The preceding example illustrates rules on how the two declarations are combined:

  • Signature matches: In general, the signatures for the declaring and implementing declarations must match. This includes accessibility modifier on methods, properties, indexers, and individual accessors. It includes the parameter type and ref-kind modifiers on all parameters. The return type and any ref-kind modifier must match. Tuple member names must match. However, some rules are flexible:
    • The declaring and implementing declarations can have different nullable annotations settings. Meaning that one can be nullable oblivious and the other nullable enabled.
    • Nullability differences that don't involve oblivious nullability generates a warning.
    • Default parameter values don't need to match. The compiler issues a warning if the implementing declaration of a method or indexer declares a default parameter value.
    • The compiler issues a warning when parameter names don't match. The emitted IL contains the declaring declaration's parameter names.
  • Documentation comments: Documentation comments can be included from either declaration. If both the declaring and implementing declarations include documentation comments, the comments from the implementing declaration are included. In the preceding example, the documentation comments include:
    • For the Capacity property, the comments are taken from the implementing declaration. The implementing declaration comments are used when both declarations have /// comments.
    • For the indexer, the comments are taken from the declaring declaration. The implementing declaration doesn't include any /// comments.
    • For TryGetAt, the comments are taken from the implementing declaration. The declaring declaration doesn't include any /// comments.
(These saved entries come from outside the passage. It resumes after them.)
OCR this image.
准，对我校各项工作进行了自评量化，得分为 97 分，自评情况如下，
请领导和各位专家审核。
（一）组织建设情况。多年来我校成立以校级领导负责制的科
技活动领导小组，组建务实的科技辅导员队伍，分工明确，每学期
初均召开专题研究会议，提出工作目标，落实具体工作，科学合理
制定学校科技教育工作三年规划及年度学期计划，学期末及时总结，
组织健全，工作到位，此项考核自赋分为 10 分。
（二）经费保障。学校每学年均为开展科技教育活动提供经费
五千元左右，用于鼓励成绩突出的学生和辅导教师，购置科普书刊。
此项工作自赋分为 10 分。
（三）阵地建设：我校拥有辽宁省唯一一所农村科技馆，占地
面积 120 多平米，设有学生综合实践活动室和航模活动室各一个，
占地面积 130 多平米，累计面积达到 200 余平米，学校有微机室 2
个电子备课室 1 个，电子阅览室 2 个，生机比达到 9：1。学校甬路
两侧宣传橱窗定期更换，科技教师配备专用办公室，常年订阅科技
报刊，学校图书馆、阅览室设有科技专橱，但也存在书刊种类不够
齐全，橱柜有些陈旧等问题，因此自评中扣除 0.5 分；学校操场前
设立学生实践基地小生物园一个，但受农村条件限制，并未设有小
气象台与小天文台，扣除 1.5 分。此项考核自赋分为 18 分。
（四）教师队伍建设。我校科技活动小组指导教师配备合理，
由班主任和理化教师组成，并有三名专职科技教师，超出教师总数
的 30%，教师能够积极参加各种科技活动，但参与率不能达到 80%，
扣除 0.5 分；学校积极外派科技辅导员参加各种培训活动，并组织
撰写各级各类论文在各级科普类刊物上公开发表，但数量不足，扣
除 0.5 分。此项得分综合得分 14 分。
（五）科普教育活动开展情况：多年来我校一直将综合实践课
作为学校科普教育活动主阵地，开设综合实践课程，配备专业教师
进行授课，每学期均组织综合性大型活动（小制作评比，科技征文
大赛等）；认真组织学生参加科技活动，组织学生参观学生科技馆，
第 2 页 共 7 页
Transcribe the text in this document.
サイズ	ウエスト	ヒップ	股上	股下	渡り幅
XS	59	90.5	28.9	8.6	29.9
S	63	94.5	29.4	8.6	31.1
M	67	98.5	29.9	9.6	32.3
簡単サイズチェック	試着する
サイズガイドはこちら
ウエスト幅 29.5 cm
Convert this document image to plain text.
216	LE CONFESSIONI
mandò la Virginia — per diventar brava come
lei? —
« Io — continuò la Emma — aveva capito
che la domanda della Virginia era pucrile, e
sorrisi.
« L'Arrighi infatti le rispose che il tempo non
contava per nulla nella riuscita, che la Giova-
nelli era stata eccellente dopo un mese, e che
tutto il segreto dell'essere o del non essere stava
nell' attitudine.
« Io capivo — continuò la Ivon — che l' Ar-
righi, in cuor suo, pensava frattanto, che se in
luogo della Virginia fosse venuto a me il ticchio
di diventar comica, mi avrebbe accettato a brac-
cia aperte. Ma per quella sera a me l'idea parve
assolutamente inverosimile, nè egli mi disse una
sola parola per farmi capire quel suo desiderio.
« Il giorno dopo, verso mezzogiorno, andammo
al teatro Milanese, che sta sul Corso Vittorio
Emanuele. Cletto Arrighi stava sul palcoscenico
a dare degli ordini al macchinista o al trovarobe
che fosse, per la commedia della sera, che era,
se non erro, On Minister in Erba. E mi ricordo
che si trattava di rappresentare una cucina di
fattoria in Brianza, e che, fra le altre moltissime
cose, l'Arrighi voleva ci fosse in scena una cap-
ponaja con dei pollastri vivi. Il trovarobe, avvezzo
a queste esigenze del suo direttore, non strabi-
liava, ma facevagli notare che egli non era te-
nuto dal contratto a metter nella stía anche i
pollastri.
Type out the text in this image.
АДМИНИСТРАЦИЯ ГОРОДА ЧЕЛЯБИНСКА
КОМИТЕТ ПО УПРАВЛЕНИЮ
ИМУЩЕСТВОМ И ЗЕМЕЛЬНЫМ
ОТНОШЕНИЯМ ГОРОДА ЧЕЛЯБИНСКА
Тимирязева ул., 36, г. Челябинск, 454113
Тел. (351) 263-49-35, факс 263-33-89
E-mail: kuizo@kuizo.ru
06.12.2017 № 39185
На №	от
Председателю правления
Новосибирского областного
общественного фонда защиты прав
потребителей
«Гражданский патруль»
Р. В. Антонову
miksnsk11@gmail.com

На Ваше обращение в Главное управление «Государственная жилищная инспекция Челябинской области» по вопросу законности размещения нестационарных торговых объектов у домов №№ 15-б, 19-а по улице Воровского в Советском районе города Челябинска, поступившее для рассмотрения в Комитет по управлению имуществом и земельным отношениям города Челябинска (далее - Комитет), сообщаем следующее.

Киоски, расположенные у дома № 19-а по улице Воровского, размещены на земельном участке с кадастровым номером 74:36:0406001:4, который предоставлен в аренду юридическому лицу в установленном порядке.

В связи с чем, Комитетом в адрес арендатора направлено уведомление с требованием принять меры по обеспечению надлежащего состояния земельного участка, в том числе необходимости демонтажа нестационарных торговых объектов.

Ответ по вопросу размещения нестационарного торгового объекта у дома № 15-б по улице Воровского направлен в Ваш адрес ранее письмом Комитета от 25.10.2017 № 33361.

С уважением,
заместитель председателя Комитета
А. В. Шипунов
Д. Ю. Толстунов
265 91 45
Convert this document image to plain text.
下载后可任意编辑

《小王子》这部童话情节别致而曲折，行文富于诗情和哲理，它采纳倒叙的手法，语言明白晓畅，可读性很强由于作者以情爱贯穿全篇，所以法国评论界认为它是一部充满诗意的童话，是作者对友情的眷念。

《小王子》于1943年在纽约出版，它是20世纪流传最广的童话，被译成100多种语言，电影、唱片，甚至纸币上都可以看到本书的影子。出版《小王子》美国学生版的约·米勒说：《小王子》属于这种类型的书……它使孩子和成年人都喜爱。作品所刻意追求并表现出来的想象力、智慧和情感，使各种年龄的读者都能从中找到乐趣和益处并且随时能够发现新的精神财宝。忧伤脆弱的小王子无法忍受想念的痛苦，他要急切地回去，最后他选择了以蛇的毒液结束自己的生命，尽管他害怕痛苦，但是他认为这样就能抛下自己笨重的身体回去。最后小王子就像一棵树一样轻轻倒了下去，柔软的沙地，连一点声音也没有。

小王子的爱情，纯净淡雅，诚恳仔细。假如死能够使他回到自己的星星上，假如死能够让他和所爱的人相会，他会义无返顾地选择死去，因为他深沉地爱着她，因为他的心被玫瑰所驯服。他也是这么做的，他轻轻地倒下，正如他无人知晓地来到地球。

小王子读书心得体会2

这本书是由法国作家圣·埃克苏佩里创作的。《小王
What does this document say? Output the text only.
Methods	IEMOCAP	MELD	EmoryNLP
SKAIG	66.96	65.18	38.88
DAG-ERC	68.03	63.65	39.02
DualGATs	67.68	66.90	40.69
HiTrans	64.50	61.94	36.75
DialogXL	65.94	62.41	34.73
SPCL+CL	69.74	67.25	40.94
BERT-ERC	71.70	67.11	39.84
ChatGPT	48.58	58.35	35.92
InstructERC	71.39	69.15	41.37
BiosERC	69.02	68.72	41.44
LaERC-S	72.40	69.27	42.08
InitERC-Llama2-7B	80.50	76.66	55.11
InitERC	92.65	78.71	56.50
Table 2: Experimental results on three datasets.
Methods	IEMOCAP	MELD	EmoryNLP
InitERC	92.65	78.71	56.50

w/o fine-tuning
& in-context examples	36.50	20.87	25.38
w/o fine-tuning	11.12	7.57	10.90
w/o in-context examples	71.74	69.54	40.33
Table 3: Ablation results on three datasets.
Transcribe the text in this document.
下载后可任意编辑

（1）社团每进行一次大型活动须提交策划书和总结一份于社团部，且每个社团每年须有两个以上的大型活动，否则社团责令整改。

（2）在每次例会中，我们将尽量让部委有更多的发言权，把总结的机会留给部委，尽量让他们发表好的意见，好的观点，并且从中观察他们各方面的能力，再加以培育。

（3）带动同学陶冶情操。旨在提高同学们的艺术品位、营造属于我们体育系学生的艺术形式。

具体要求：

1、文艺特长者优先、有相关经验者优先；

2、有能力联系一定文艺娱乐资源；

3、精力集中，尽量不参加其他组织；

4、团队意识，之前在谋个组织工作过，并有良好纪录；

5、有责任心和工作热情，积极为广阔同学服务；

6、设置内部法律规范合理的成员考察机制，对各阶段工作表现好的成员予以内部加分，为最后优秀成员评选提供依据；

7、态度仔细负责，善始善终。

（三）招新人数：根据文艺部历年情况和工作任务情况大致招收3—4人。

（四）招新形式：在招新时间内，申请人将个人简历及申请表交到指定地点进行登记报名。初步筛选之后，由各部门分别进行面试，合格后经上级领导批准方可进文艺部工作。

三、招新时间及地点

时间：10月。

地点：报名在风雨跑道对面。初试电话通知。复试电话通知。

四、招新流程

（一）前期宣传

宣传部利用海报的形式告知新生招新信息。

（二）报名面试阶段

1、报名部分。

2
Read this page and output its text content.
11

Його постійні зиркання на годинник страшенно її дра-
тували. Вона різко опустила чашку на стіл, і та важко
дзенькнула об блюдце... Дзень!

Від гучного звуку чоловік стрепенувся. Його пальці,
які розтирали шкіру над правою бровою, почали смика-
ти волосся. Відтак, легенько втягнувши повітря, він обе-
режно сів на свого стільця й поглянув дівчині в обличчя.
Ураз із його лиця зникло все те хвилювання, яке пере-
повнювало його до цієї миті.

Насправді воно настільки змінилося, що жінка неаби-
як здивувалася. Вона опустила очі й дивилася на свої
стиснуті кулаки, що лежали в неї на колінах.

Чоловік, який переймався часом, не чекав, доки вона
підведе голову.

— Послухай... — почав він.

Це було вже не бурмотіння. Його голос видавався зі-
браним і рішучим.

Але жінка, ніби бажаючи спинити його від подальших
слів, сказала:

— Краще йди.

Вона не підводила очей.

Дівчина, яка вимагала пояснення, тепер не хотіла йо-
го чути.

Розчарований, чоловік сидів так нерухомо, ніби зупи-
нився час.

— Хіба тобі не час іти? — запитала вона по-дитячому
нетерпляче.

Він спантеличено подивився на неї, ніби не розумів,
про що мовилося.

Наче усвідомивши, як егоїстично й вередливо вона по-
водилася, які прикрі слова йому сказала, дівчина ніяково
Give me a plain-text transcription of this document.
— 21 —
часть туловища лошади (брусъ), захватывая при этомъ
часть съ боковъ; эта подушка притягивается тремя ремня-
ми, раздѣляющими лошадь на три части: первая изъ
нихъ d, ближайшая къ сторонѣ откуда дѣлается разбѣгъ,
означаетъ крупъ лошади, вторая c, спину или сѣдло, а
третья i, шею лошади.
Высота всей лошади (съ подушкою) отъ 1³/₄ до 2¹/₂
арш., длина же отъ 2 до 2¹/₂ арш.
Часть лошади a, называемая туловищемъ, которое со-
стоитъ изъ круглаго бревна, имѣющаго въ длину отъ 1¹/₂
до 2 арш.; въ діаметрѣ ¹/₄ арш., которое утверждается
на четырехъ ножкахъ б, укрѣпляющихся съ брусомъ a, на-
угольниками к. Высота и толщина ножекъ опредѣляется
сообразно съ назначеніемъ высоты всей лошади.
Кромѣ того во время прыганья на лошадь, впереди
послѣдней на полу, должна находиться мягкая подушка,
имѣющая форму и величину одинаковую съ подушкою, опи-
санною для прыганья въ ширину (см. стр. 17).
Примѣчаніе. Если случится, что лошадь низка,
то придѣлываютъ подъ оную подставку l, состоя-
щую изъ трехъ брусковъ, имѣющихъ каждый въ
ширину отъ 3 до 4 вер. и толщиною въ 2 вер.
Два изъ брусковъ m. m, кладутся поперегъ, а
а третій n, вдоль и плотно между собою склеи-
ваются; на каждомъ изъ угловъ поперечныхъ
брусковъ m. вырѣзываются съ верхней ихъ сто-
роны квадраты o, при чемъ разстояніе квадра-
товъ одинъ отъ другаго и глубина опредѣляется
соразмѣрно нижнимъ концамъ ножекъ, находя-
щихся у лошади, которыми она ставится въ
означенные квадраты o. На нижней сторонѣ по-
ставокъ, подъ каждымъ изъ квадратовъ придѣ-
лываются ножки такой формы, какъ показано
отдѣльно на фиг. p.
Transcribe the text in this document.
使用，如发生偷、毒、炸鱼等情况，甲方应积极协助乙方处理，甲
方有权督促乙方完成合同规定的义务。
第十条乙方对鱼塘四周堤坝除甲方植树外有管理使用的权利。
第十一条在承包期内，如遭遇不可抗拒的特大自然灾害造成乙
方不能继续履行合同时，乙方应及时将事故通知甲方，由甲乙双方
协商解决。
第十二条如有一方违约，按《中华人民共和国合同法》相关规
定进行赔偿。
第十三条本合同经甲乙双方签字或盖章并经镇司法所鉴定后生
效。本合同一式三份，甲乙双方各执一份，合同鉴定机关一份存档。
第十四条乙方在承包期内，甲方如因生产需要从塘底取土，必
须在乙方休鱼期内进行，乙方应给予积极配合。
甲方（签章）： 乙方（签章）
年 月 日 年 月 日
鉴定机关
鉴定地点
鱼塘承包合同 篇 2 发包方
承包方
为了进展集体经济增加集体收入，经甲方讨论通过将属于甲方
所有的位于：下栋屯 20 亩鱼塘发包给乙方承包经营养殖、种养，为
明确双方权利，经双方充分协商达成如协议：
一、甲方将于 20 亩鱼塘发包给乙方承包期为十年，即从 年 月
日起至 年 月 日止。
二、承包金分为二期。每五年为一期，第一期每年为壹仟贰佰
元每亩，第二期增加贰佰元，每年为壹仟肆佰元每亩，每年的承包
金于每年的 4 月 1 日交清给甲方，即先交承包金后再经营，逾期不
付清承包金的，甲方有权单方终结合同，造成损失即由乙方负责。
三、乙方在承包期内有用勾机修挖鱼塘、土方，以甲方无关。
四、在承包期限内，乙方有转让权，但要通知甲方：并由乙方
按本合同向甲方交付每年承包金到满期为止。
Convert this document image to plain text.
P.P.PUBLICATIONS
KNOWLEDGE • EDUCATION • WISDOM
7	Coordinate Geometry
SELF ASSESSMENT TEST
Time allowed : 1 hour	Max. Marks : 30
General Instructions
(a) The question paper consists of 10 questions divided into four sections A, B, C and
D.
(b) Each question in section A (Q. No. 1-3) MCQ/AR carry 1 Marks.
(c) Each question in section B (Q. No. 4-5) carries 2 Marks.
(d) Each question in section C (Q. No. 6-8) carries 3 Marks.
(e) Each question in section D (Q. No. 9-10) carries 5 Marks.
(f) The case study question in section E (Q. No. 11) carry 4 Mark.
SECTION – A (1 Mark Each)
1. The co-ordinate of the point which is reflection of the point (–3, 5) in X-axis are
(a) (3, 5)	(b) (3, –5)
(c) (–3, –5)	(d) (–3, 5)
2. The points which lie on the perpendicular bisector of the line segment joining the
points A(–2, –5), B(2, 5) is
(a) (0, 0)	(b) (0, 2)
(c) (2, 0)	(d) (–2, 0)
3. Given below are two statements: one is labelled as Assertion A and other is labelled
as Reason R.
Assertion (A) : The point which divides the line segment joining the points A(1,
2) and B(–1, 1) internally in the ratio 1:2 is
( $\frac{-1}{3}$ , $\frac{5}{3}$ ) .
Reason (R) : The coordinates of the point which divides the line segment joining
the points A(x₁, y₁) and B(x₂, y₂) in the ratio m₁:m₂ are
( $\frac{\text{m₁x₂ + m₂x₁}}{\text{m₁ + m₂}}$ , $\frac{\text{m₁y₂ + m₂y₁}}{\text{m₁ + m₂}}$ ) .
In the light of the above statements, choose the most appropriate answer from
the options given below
    • The generated XML has documentation comments for all public members.
  • Most Attribute declarations are combined. However, all caller info attributes are defined with AllowMultiple=false. The compiler recognizes any caller info attribute on the declaring declaration. All caller info attributes on the implementing declaration are ignored. The compiler issues a warning if you add caller info attributes on the implementing declaration.